Namun, suasana berbeda justru terlihat di Desa Ketro, Kecamatan Kebonagung. Hingga menjelang dibukanya masa pendaftaran bakal calon, belum terlihat adanya warga yang secara serius menyatakan kesiapan untuk ikut berkompetisi dalam kontestasi Pilkades.
Penjabat Kepala Desa Ketro, Samsudin, mengakui bahwa dinamika politik di desanya masih berjalan relatif tenang. Menurutnya, belum muncul figur yang secara terbuka menyatakan diri siap bertarung memperebutkan amanah sebagai kepala desa.

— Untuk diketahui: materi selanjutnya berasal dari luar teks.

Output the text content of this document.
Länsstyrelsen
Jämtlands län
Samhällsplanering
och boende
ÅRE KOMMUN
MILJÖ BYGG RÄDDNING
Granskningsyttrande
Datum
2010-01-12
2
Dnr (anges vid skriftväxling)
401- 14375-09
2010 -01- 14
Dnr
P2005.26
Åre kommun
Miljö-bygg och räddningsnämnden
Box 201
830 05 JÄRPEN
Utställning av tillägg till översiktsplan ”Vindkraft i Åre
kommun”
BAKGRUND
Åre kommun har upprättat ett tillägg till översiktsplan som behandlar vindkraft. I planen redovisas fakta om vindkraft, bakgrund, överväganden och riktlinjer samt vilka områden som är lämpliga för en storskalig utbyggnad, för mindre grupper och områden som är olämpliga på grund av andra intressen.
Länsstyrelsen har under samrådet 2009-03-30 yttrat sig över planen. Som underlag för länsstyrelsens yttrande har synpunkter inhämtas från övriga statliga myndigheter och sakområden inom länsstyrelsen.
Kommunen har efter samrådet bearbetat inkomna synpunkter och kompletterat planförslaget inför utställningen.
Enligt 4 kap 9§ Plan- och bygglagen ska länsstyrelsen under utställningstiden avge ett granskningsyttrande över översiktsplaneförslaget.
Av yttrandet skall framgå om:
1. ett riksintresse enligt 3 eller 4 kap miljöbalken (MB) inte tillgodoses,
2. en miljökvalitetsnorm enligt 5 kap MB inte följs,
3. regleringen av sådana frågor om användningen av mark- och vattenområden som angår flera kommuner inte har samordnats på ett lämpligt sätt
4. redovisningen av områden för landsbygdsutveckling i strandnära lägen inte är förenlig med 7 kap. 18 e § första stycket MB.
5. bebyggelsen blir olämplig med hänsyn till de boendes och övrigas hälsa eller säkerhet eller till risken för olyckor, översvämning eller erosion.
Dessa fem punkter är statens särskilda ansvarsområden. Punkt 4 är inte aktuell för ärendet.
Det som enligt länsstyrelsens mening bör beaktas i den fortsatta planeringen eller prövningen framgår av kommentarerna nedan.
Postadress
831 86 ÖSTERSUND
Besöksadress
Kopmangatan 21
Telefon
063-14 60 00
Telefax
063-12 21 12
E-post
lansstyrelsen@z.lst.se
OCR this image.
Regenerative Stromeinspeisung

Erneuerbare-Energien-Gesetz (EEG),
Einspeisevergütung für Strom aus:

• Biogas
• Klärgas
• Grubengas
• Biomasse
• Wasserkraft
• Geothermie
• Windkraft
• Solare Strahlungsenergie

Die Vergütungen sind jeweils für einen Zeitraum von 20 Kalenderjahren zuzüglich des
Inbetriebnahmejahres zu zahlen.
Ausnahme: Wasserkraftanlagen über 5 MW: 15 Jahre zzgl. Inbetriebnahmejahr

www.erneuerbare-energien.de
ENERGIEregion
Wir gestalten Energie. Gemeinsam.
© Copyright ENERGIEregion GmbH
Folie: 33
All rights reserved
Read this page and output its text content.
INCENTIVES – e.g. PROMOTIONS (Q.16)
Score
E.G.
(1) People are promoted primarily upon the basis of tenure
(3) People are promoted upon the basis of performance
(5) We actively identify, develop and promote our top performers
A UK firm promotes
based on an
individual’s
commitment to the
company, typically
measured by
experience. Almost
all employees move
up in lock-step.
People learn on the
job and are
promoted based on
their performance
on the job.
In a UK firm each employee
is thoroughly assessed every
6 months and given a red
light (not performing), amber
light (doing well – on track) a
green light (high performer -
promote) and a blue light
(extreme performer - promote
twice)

“Kondisi di Desa Ketro masih cukup dingin. Belum ada kandidat yang benar-benar muncul dan menyatakan siap maju,” ujar Samsudin, Senin (6/7/2026).
ASN yang lama bertugas di Sekretariat DPRD Pacitan tersebut menjelaskan, pemerintah desa bersama Badan Permusyawaratan Desa (BPD) dan panitia Pilkades sebenarnya telah melakukan berbagai langkah sosialisasi. Mereka turun langsung ke dusun-dusun untuk menginformasikan seluruh tahapan Pilkades sekaligus mendorong lahirnya calon-calon pemimpin yang memiliki komitmen membangun desa.
Meski demikian, hingga kini respons masyarakat masih belum menunjukkan antusiasme yang signifikan.
“Dari warga belum ada yang benar-benar berminat memunculkan diri sebagai bakal calon, padahal pendaftaran akan dibuka mulai 9 hingga 21 Juli 2026,” ungkapnya.
Samsudin berharap, waktu yang masih tersedia sebelum penutupan pendaftaran dapat dimanfaatkan oleh masyarakat yang memiliki kapasitas, integritas, dan semangat pengabdian untuk ikut mengambil bagian dalam proses demokrasi desa.
Menurutnya, Pilkades bukan sekadar ajang kontestasi politik, melainkan ruang demokrasi yang menjadi sarana melahirkan kepemimpinan yang mampu membawa desa menuju pembangunan yang lebih maju, mandiri, dan sejahtera.
Ia juga mengajak seluruh elemen masyarakat untuk memandang Pilkades sebagai momentum pendidikan politik yang sehat. Partisipasi warga, baik sebagai calon maupun pemilih, merupakan wujud nyata tanggung jawab bersama dalam menentukan arah pembangunan desa untuk enam tahun ke depan.
Dengan masih terbukanya masa pendaftaran, Pemerintah Desa Ketro optimistis akan muncul putra-putri terbaik yang bersedia mengabdikan diri demi kemajuan desa. Harapannya, Pilkades 2026 tidak hanya berjalan lancar dan kondusif, tetapi juga menghasilkan pemimpin yang mampu merangkul seluruh lapisan masyarakat serta menjawab berbagai tantangan pembangunan di Desa Ketro.(Red/yun).